Wavelab has, over the years, developed a pretty substantial feature set. Perhaps the first thing to say, therefore, is that all those features are still present and correct. Existing users will find that v9 still delivers the full range of audio editing functionality they have come to expect. SOS has, of course, covered these features in detail in our reviews of previous major incarnations of the software including v8 and v7 (December 2010; this was when OS X support was added to the existing Windows support). So, while the visuals may have changed somewhat — of which more in a minute — core functionality remains the same. Here, therefore, I’ll focus on what’s new in v9.
And that’s quite a long list, which includes a fairly substantial reworking of the user interface, some very tempting new options for audio mastering, intriguing new Mid/Sides processing capabilities and improved links between Wavelab and Cubase for those also involved in music production.
Although the aforementioned core functionality is both retained and expanded upon in Wavelab Pro 9 it will — initially, at least — present established users with something of a surprise, as one of the key changes in this release is a fairly substantial redesign of the user interface.
The redesign is built around two key elements.

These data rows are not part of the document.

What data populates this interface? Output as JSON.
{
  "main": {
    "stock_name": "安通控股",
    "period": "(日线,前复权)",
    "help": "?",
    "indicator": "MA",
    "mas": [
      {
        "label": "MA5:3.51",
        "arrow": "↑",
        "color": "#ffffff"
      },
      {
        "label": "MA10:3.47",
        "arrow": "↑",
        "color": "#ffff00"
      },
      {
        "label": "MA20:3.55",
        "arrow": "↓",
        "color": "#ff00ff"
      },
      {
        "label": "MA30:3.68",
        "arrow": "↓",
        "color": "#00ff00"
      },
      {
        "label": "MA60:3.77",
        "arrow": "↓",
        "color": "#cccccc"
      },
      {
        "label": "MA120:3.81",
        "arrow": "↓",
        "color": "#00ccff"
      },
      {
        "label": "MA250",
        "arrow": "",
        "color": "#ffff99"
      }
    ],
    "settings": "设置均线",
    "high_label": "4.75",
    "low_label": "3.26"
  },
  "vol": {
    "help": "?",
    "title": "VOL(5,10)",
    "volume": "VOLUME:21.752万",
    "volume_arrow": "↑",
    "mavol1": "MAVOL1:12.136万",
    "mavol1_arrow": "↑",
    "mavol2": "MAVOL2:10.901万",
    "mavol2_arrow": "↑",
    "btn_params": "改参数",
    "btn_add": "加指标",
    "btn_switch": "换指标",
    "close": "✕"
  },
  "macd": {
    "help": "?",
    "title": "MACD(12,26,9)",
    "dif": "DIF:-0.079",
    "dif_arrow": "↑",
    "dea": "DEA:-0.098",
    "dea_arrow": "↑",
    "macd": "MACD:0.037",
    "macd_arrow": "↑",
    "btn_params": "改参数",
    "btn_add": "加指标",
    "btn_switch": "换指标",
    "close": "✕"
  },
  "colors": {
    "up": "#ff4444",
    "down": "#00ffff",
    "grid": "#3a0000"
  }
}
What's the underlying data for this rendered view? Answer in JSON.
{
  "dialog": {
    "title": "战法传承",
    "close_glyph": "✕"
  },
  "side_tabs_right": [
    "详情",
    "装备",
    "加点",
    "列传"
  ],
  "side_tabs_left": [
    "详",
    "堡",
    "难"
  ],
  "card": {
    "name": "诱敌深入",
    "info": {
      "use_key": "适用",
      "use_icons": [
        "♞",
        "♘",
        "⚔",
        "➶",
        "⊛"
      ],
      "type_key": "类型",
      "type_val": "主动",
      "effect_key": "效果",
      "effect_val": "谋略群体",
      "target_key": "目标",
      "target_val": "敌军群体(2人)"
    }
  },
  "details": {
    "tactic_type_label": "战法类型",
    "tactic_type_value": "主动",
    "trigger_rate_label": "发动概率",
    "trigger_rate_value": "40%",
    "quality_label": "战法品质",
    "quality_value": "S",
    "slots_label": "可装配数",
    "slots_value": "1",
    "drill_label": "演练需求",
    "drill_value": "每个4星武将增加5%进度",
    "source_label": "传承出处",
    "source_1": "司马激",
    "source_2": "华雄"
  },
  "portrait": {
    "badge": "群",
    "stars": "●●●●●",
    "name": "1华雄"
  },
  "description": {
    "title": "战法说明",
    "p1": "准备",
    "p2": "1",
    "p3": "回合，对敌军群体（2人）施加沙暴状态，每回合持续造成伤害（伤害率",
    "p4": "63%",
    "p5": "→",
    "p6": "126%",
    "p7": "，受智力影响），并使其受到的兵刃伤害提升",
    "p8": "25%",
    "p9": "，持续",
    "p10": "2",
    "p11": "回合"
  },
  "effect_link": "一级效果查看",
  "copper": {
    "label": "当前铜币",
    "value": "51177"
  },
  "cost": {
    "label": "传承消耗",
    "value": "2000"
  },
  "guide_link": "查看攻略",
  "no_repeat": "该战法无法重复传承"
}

First, Wavelab is now based upon a single-window concept. You get comprehensive control over the placement and sizing of your various sub-windows within that single window and, if preferred, you can also float sub-windows, for instance if you are working with multiple monitors. The Workspace concept, which plays a big part of in own workflow in Cubase, is also present and correct; if you like to define different sub-window layouts for different types of audio editing tasks or different display configurations, it’s both easy to do and worth doing!
However, the reason that the single-window approach works so well is partly down to the second new user-interface element: a context-sensitive ribbon and tab system that sits across the top of the main Audio Editor/Audio Montage sub-window. Although the various Tool Windows displaying different meter options, markers, file browsers and so on can be configured to provide a wealth of information about your audio and current project, it is in the Audio Editor and Audio Montage environment where the core editing work gets done. Here, the multi-tabbed ribbon makes finding the right tool from the extensive list very much easier.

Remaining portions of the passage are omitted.